Much later VP Prof. Gilbert Bukenya was arrested and charged with fraud over Chogm. In 2005, three health ministers were all arrested, charged and locked up in Luzira prison with corruption-related offences in the Global Fund for HIV/Aids, Tuberculosis and Malaria. Recently, junior labour minister Herbert Kabafunzaki passed off more as a footnote for allegedly soliciting a bribe at Serena Hotel.

Judging from its contents, repudiation of Nabanja’s official brief, President Museveni insisted that the diversion, regardless of the excuse, is “political subversion”, and must be punished by legal and political actions. Ministers Mary Goretti Kitutu and Agnes Nanduttu who directly supervised Karamoja and were caught with sheets in their respective homes, and Finance State Minister (Planning) Amos Lugolobi who used them to roof his goat shade should jump on their own than wait for the sack.

Kitutu, Nanduttu and Lugolobi should jump to demonstrate remorse and own up to personal responsibility. Lugolobi flipped many uncoordinated and unintelligent responses when first exposed by denying knowledge of the sheets, and then falsely claimed that he had given them to a church, before plucking them off his goat shade as if they could sensibly be re-used. A section of top politicians is used to flipping benefits, and a failure or even delay to bring them before courts of law could send a wrong message that the so-called powerful can get away with behaviours that ordinary Ugandans cannot.

Every politician named in the scandal except Kitutu has dubiously insisted that they are innocent of all the allegations which make people wonder why they think the public believes that a vice president or minister can have hundreds of roofing sheets delivered to their well-guarded homes by people presumably unknown to them if they didn’t solicit for them. It’s an indication of the low opinion to which they hold their audiences and think the public is so gullible to believe their crap. 

While these ministers like all Ugandans are entitled to the presumption of innocence and a fair trial before a competent court of law until proven otherwise, they shouldn’t be allowed to invoke sympathy on tribal and religious grounds because after all Museveni appointed them well-knowing their social groupings.

These indictments presumably to be followed by of even higher-profile suspects, should be an eye-opener to top political leaders that flagrant impunity won’t be tolerated. And there are those others perhaps in higher political rankings who believe they cannot be touched because of political expedience but that status should be exploited to keep their dubious involvement in the court of public opinion so they are made to wear the badge of shame.
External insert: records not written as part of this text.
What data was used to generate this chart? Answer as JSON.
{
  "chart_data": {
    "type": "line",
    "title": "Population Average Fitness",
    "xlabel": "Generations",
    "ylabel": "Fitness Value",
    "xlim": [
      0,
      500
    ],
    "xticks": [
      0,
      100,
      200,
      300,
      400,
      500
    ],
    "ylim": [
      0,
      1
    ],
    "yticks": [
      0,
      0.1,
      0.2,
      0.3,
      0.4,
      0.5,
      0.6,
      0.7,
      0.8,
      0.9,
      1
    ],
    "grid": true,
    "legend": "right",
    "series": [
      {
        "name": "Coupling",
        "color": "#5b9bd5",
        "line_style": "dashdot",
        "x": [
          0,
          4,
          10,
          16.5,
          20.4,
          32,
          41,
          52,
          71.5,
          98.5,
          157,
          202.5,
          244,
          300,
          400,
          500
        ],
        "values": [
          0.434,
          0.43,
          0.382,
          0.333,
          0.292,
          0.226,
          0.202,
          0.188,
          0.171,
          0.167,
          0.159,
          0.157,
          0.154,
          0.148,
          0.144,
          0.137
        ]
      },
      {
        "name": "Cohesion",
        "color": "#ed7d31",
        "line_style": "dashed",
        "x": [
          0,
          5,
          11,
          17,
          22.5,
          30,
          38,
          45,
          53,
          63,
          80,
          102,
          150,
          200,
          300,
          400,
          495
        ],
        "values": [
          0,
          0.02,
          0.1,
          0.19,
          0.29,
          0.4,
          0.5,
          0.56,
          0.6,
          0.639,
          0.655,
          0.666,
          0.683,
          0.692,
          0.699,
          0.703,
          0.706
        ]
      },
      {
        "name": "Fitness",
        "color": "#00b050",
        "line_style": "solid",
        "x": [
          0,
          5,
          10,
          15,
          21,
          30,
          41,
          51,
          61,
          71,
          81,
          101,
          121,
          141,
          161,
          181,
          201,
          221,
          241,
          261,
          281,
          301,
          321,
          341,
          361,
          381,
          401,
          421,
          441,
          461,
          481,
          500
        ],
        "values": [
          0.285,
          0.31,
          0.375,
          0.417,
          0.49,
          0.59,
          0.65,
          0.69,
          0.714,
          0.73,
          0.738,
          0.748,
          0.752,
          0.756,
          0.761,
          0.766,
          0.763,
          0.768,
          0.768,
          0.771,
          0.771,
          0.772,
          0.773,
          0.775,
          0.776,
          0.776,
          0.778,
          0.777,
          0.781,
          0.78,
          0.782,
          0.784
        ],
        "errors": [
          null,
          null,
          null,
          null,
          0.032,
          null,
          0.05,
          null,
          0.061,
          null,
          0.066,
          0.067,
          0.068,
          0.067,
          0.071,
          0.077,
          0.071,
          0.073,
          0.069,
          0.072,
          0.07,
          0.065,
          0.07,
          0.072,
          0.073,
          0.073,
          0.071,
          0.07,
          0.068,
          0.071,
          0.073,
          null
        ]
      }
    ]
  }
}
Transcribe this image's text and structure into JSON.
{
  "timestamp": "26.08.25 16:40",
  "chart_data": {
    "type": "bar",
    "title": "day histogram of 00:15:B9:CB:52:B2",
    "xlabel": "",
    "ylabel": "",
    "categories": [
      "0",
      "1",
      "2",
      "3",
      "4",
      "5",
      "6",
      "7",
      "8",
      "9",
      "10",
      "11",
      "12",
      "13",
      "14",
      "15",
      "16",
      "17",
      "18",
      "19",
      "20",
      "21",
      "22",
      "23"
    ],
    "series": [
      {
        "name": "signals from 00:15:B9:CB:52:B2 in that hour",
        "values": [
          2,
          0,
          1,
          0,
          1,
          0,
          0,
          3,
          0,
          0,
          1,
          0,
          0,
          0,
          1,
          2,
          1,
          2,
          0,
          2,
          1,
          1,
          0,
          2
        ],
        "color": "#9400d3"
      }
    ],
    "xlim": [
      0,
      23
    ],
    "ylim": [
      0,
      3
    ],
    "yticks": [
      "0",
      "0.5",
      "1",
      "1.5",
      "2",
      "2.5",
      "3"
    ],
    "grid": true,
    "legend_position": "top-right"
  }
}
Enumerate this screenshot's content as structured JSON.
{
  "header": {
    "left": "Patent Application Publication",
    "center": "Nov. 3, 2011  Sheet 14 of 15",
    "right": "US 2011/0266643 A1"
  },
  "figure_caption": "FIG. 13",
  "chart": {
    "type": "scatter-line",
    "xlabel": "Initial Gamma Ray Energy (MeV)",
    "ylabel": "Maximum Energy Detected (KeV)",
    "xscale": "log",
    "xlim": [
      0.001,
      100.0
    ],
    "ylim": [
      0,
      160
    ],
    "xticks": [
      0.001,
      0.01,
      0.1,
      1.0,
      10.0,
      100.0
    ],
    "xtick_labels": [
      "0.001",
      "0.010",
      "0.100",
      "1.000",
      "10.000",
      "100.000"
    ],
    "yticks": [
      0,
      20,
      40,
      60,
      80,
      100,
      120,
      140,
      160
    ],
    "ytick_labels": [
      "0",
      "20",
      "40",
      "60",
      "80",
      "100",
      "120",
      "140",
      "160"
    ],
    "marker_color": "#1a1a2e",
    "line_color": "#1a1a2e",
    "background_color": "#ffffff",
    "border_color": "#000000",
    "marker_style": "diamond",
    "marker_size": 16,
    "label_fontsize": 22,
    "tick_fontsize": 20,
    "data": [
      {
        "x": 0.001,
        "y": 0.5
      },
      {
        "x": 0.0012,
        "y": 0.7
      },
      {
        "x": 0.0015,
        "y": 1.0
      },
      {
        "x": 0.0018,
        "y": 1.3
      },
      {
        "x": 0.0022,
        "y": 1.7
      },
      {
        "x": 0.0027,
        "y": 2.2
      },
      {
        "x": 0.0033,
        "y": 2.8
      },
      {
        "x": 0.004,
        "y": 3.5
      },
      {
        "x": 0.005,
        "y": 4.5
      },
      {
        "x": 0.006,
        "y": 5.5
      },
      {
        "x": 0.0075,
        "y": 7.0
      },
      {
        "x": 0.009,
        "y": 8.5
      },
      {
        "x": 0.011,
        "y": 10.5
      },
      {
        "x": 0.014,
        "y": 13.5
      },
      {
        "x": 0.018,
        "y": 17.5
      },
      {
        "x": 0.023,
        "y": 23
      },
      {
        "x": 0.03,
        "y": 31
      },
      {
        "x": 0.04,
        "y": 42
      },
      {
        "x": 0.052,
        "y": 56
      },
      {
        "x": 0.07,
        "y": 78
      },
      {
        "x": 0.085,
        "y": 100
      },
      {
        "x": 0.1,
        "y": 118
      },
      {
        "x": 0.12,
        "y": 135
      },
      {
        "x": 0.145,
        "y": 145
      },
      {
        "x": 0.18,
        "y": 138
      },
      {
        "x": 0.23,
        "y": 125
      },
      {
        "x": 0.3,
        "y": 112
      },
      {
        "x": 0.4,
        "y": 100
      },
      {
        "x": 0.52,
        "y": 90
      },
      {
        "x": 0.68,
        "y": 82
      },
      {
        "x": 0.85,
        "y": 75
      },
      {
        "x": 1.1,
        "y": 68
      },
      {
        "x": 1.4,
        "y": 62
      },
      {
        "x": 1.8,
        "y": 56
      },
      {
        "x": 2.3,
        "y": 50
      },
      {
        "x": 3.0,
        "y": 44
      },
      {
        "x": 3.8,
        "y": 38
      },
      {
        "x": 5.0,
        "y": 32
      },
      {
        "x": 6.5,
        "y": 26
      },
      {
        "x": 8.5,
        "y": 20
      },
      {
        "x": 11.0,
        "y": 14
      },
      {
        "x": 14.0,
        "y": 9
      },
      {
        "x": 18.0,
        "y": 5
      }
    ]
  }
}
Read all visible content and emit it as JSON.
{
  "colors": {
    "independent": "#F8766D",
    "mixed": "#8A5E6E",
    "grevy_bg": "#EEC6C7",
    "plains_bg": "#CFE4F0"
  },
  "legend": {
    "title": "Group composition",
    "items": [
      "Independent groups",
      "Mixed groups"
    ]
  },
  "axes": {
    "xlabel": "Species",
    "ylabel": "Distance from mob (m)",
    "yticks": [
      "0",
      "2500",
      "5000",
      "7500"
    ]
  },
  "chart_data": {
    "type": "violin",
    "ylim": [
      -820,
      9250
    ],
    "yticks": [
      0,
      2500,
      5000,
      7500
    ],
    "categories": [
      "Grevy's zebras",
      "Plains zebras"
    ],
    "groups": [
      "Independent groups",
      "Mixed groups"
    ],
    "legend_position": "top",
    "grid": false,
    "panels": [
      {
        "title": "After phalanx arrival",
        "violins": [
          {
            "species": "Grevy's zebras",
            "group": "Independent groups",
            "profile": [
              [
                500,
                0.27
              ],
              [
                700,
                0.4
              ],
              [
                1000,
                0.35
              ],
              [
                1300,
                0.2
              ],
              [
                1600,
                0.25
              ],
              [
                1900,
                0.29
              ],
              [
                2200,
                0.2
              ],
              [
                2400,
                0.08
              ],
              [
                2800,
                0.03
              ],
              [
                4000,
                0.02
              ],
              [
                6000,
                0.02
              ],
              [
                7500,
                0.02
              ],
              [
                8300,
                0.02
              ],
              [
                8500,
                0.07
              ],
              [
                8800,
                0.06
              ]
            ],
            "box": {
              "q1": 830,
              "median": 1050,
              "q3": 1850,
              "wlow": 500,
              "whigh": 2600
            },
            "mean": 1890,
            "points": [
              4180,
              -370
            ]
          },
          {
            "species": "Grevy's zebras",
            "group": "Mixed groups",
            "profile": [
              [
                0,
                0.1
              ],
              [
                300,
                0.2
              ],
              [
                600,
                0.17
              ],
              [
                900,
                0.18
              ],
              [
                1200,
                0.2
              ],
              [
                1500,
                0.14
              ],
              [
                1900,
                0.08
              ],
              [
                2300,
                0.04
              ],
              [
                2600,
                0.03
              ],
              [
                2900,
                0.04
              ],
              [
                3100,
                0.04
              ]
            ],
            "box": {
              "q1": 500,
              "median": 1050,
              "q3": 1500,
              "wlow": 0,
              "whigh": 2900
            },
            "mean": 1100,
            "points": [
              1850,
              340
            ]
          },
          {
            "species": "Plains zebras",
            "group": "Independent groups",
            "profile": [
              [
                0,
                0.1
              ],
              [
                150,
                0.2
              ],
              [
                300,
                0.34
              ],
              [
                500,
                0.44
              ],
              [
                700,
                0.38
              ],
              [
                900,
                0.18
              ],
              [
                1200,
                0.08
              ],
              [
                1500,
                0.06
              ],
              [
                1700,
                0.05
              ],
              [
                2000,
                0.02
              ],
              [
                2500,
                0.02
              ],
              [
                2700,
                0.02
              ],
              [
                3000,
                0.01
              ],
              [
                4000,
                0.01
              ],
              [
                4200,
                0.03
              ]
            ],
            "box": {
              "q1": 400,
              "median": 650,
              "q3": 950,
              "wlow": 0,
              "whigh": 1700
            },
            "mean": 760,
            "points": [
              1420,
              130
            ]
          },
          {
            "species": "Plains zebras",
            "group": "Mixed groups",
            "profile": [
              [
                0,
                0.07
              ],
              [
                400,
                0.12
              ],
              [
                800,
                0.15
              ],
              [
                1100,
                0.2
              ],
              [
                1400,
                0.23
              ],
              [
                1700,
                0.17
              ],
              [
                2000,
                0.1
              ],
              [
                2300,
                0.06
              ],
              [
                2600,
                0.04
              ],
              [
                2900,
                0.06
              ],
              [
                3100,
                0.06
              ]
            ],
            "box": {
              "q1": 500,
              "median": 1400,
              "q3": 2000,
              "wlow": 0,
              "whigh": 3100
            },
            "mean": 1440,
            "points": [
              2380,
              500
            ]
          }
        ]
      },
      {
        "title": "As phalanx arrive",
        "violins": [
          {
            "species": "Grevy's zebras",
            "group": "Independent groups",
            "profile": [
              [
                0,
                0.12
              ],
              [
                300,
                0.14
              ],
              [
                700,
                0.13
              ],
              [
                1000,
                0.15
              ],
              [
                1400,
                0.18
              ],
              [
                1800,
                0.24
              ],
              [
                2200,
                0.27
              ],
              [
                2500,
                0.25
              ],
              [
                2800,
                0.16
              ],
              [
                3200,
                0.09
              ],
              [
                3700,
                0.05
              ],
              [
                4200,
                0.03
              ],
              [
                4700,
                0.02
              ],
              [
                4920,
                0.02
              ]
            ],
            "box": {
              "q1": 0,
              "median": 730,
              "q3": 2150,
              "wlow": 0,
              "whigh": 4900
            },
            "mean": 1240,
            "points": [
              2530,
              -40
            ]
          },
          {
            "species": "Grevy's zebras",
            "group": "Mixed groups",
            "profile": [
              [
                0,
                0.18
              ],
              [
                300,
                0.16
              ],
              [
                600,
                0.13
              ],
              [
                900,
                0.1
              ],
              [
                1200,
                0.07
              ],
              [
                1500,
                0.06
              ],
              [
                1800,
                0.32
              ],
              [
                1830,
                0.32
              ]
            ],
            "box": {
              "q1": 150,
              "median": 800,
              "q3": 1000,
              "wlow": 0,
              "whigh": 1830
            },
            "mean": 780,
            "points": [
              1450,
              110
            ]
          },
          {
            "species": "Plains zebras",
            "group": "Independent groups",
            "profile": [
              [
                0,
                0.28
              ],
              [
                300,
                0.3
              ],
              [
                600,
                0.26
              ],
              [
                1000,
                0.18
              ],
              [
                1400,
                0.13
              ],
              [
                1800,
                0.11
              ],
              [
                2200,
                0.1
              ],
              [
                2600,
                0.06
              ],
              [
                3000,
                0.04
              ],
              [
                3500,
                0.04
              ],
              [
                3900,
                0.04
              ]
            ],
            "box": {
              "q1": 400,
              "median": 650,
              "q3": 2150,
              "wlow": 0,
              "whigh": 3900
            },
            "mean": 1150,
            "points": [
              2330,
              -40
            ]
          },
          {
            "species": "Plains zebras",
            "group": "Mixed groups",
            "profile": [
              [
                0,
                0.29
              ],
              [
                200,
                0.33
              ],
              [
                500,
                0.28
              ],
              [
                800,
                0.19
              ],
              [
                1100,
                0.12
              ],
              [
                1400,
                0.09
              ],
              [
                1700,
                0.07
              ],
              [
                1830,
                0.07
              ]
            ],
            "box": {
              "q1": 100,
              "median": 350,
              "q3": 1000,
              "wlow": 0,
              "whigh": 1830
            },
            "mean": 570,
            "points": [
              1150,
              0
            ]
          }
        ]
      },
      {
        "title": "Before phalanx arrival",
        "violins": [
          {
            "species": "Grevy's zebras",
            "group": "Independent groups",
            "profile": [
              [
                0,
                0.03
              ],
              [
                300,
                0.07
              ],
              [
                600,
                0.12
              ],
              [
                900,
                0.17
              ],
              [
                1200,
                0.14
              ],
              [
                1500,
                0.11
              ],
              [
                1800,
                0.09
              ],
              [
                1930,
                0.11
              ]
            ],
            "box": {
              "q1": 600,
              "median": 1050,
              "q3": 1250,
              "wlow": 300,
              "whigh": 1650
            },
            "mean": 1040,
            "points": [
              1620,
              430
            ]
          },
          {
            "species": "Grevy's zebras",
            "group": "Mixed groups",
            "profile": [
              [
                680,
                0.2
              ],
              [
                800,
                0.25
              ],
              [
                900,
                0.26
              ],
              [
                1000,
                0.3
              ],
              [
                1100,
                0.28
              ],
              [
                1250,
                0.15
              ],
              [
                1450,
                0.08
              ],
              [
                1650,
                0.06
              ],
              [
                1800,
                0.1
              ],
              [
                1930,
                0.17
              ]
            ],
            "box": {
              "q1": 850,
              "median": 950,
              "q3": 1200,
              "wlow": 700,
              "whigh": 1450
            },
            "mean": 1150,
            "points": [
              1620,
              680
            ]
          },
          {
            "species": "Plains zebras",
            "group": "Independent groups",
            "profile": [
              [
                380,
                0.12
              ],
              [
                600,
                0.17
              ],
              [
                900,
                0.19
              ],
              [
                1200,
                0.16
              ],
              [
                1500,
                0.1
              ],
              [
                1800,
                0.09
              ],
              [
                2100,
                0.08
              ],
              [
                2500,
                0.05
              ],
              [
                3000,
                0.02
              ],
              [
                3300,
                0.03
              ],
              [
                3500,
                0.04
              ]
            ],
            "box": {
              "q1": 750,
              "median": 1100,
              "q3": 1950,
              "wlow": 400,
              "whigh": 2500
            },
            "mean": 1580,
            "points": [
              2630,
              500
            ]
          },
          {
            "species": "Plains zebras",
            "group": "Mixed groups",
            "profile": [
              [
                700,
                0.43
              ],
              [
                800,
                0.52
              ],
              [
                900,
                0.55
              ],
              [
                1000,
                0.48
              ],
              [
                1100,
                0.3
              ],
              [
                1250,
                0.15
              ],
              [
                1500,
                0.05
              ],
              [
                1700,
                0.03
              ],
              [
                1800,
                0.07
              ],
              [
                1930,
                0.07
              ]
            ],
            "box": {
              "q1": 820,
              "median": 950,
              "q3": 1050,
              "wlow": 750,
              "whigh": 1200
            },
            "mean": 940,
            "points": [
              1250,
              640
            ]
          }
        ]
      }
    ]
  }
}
Having worked closely with Uncle Matia Kasaija over the last twenty-three years, it will pain me to probably see him limping into court sessions for arraignment and trial. Whether this case will be watertight or fail the smell test is a ball game to watch. For now, most Ugandans seem to want to see some blood flowing on the ground. And while no one is above the law in Uganda, everyone deserves a fair legal process. The general public is disgusted and won’t show genuine sympathy, especially to the ministers involved in this saga because there is a widespread perception that top government politicians are inflicting damage on society yet drink generously from the public trough.